Cricket Australia (CA) on Tuesday endorsed the 29-year-old Cummins, who guided Australia to a 4-0 Ashes triumph earlier this year, to become the country’s 27th ODI captain.
Ben Oliver, CA’s EGM of High Performance and National Teams, said, “We are very fortunate to have a number of high-quality leaders and senior players across all formats. The (CA) Board and selectors agree Pat (Cummins) is the ideal choice to lead the ODI team through the next period including the 2023 World Cup (in India).”
CA’s chairman of selectors George Bailey said, “Pat has done an excellent job since taking on the captaincy of the Test side and we look forward to him leading the one-day team to the 2023 World Cup in India.”
Cummins, who also led the Test side to a 1-0 triumph on the historic Pakistan tour following the Ashes triumph, said, “I have thoroughly enjoyed playing under Finchy (Aaron Finch) and have learnt an enormous amount from his leadership. They are significant shoes to fill although we are extremely fortunate to have a one-day squad with a huge amount of experience.”
Finch will continue to be Australia’s T20I skipper during the ongoing ICC T20 World Cup at home, where he would be aiming to guide his side to retain the trophy.
Batting stalwart David Warner was not considered for the ODI captaincy role due to his lifetime leadership ban following the 2018 ‘sandpaper-gate’ scandal during the Cape Town Test against South Africa.
However, indications are the CA Board is considering a change to its code of conduct to bring Warner back into leadership roles.
Several names, including that of Steve Smith, Alex Carey, Glenn Maxwell and Mitch Marsh, were considered for the ODI captaincy role before the CA Board decided to go with Cummins, according to cricket.com.au.
Cummins will become the first pace bowler to lead a men’s team in white-ball cricket, while he is the first bowler since the late spin legend Shane Warne filled in for 11 ODIs in the late nineties, according to the report.
No vice-captain has been named, but Cummins indicated he would like one to lead in some series, given that playing all three formats would likely take a toll on his mental and physical well-being.
“You’d probably need to look at it a little bit differently to perhaps in the past with so much cricket going on, if I was offered it,” Cummins had said on on Sunday, a day before he was appointed ODI skipper.

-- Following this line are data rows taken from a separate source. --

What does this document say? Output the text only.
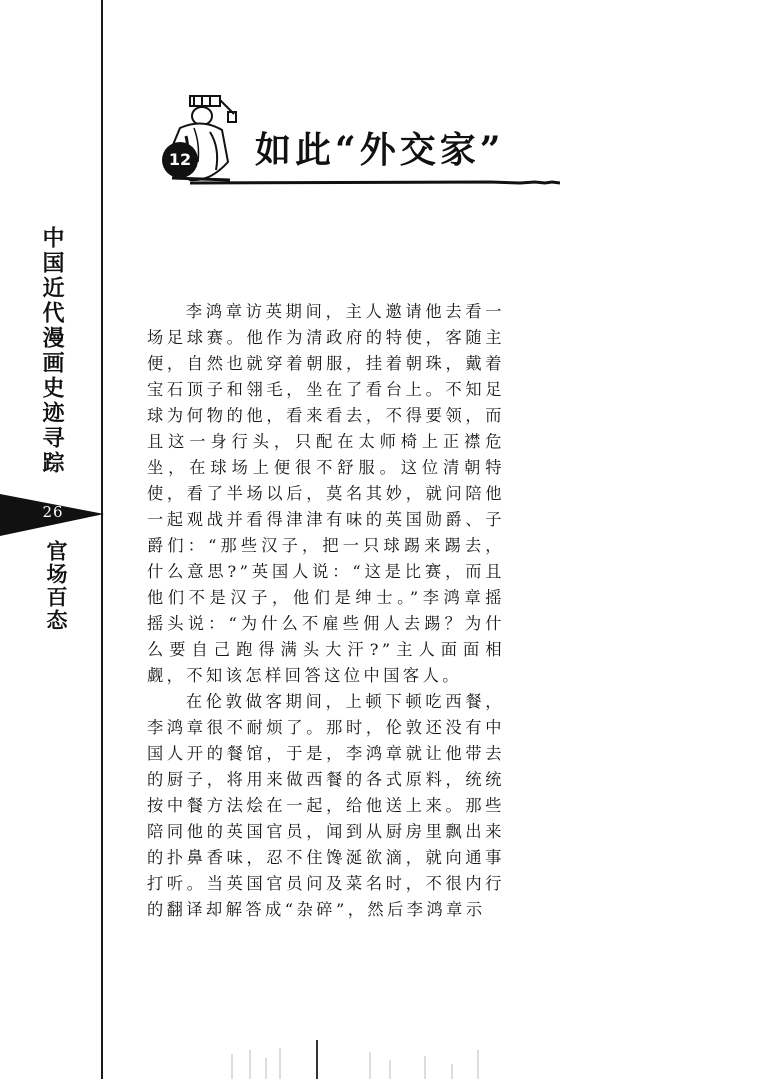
中国近代漫画史迹寻踪
26
官场百态
12 如此“外交家”

李鸿章访英期间，主人邀请他去看一场足球赛。他作为清政府的特使，客随主便，自然也就穿着朝服，挂着朝珠，戴着宝石顶子和翎毛，坐在了看台上。不知足球为何物的他，看来看去，不得要领，而且这一身行头，只配在太师椅上正襟危坐，在球场上便很不舒服。这位清朝特使，看了半场以后，莫名其妙，就问陪他一起观战并看得津津有味的英国勋爵、子爵们：“那些汉子，把一只球踢来踢去，什么意思?”英国人说：“这是比赛，而且他们不是汉子，他们是绅士。”李鸿章摇摇头说：“为什么不雇些佣人去踢？为什么要自己跑得满头大汗?”主人面面相觑，不知该怎样回答这位中国客人。

在伦敦做客期间，上顿下顿吃西餐，李鸿章很不耐烦了。那时，伦敦还没有中国人开的餐馆，于是，李鸿章就让他带去的厨子，将用来做西餐的各式原料，统统按中餐方法烩在一起，给他送上来。那些陪同他的英国官员，闻到从厨房里飘出来的扑鼻香味，忍不住馋涎欲滴，就向通事打听。当英国官员问及菜名时，不很内行的翻译却解答成“杂碎”，然后李鸿章示
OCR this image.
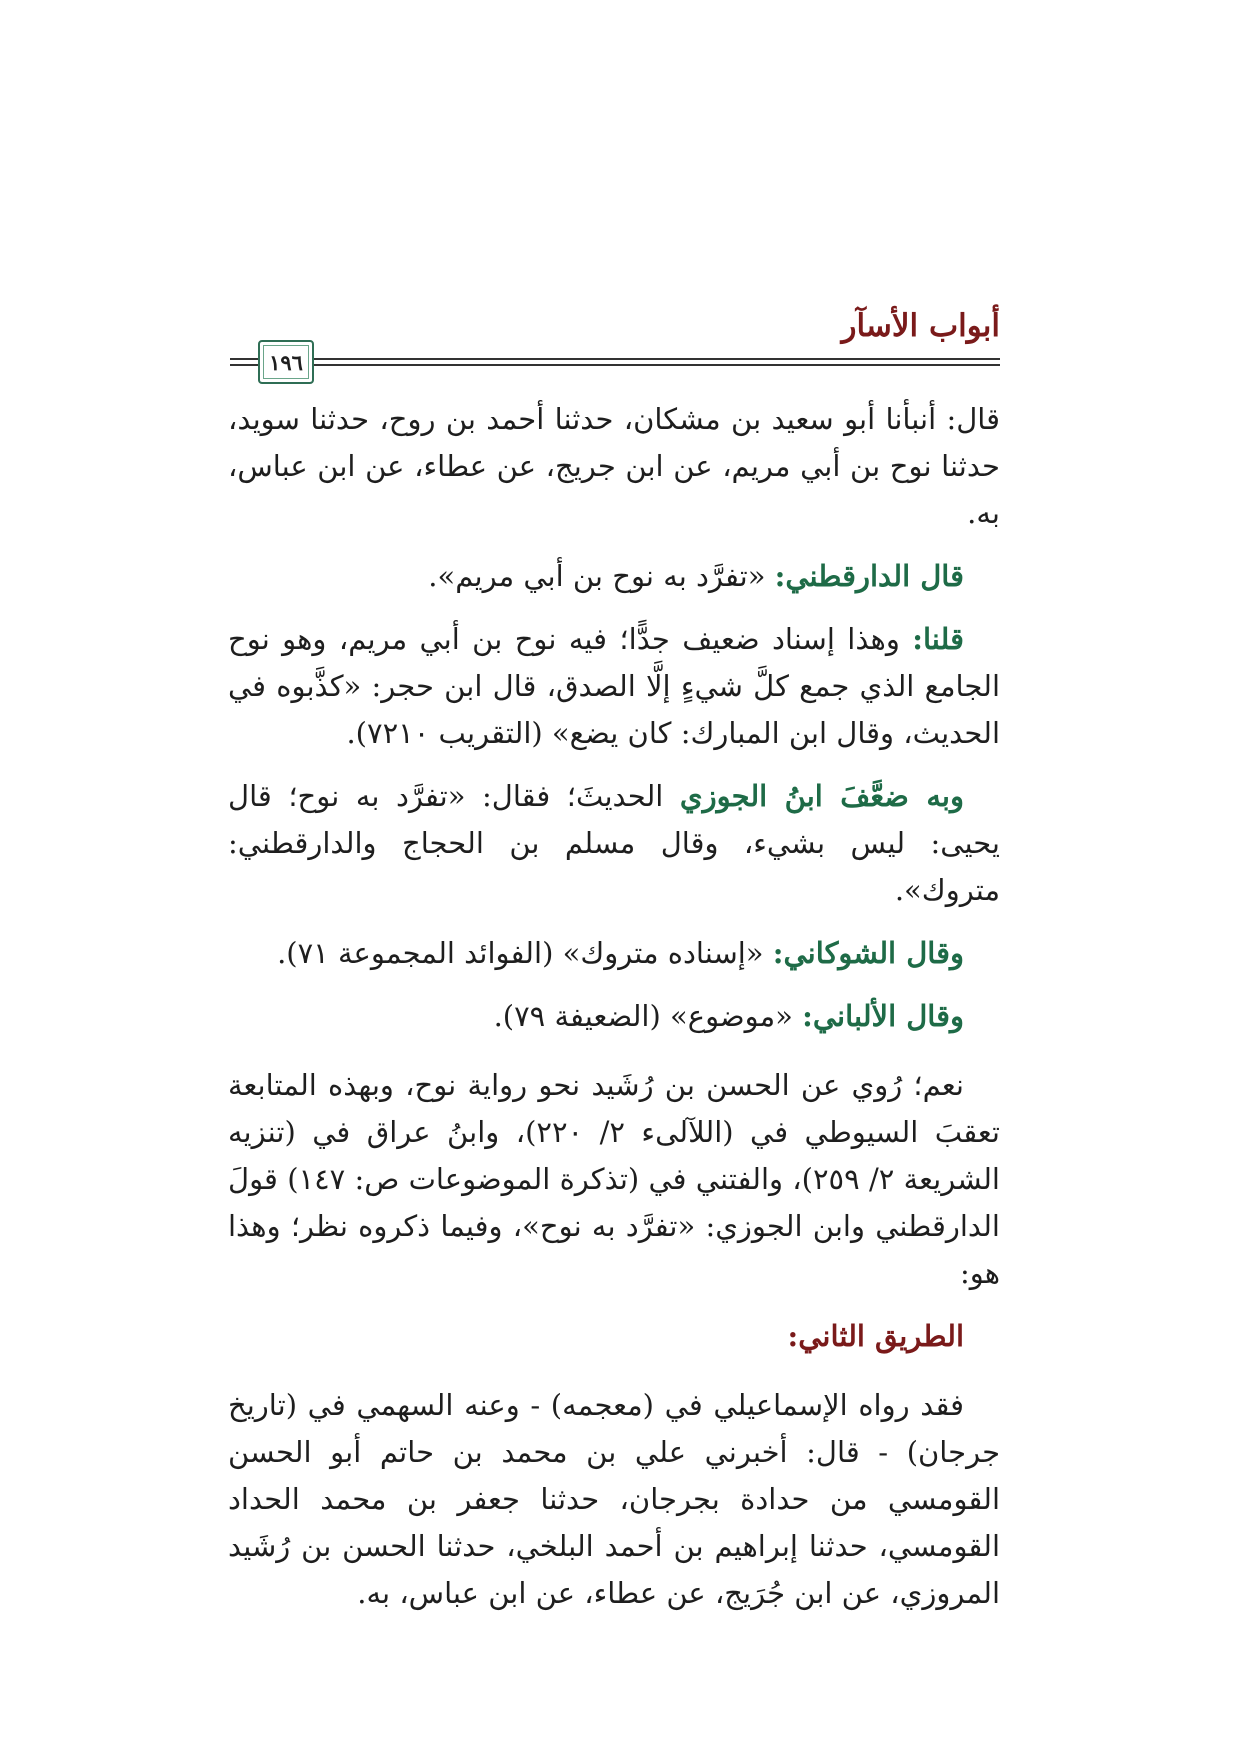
أبواب الأسآر
١٩٦

قال: أنبأنا أبو سعيد بن مشكان، حدثنا أحمد بن روح، حدثنا سويد، حدثنا نوح بن أبي مريم، عن ابن جريج، عن عطاء، عن ابن عباس، به.

قال الدارقطني: «تفرَّد به نوح بن أبي مريم».

قلنا: وهذا إسناد ضعيف جدًّا؛ فيه نوح بن أبي مريم، وهو نوح الجامع الذي جمع كلَّ شيءٍ إلَّا الصدق، قال ابن حجر: «كذَّبوه في الحديث، وقال ابن المبارك: كان يضع» (التقريب ٧٢١٠).

وبه ضعَّفَ ابنُ الجوزي الحديثَ؛ فقال: «تفرَّد به نوح؛ قال يحيى: ليس بشيء، وقال مسلم بن الحجاج والدارقطني: متروك».

وقال الشوكاني: «إسناده متروك» (الفوائد المجموعة ٧١).

وقال الألباني: «موضوع» (الضعيفة ٧٩).

نعم؛ رُوي عن الحسن بن رُشَيد نحو رواية نوح، وبهذه المتابعة تعقبَ السيوطي في (اللآلىء ٢/ ٢٢٠)، وابنُ عراق في (تنزيه الشريعة ٢/ ٢٥٩)، والفتني في (تذكرة الموضوعات ص: ١٤٧) قولَ الدارقطني وابن الجوزي: «تفرَّد به نوح»، وفيما ذكروه نظر؛ وهذا هو:

الطريق الثاني:

فقد رواه الإسماعيلي في (معجمه) - وعنه السهمي في (تاريخ جرجان) - قال: أخبرني علي بن محمد بن حاتم أبو الحسن القومسي من حدادة بجرجان، حدثنا جعفر بن محمد الحداد القومسي، حدثنا إبراهيم بن أحمد البلخي، حدثنا الحسن بن رُشَيد المروزي، عن ابن جُرَيج، عن عطاء، عن ابن عباس، به.
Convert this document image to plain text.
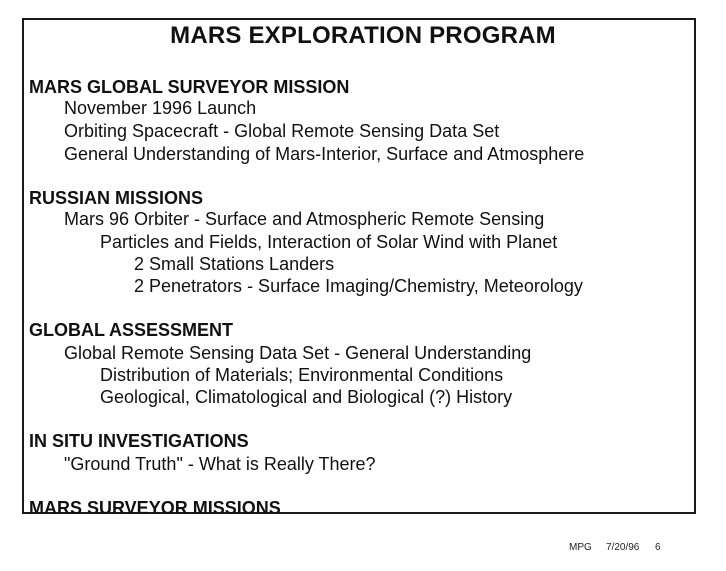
MARS EXPLORATION PROGRAM
MARS GLOBAL SURVEYOR MISSION
November 1996 Launch
Orbiting Spacecraft - Global Remote Sensing Data Set
General Understanding of Mars-Interior, Surface and Atmosphere
RUSSIAN MISSIONS
Mars 96 Orbiter - Surface and Atmospheric Remote Sensing
Particles and Fields, Interaction of Solar Wind with Planet
2 Small Stations Landers
2 Penetrators - Surface Imaging/Chemistry, Meteorology
GLOBAL ASSESSMENT
Global Remote Sensing Data Set - General Understanding
Distribution of Materials; Environmental Conditions
Geological, Climatological and Biological (?) History
IN SITU INVESTIGATIONS
"Ground Truth" - What is Really There?
MARS SURVEYOR MISSIONS
MPG 7/20/96 6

“Just playing every single game isn’t realistic. We’ve got a handful of guys that play all three formats. In a year like this, T20 becomes the focus leading to a World Cup. Next year might be different with the one-day World Cup. But with 15 Test matches in the next six months, I don’t think you can expect the captain to play every game just because he is the captain,” Cummins had said on Sunday.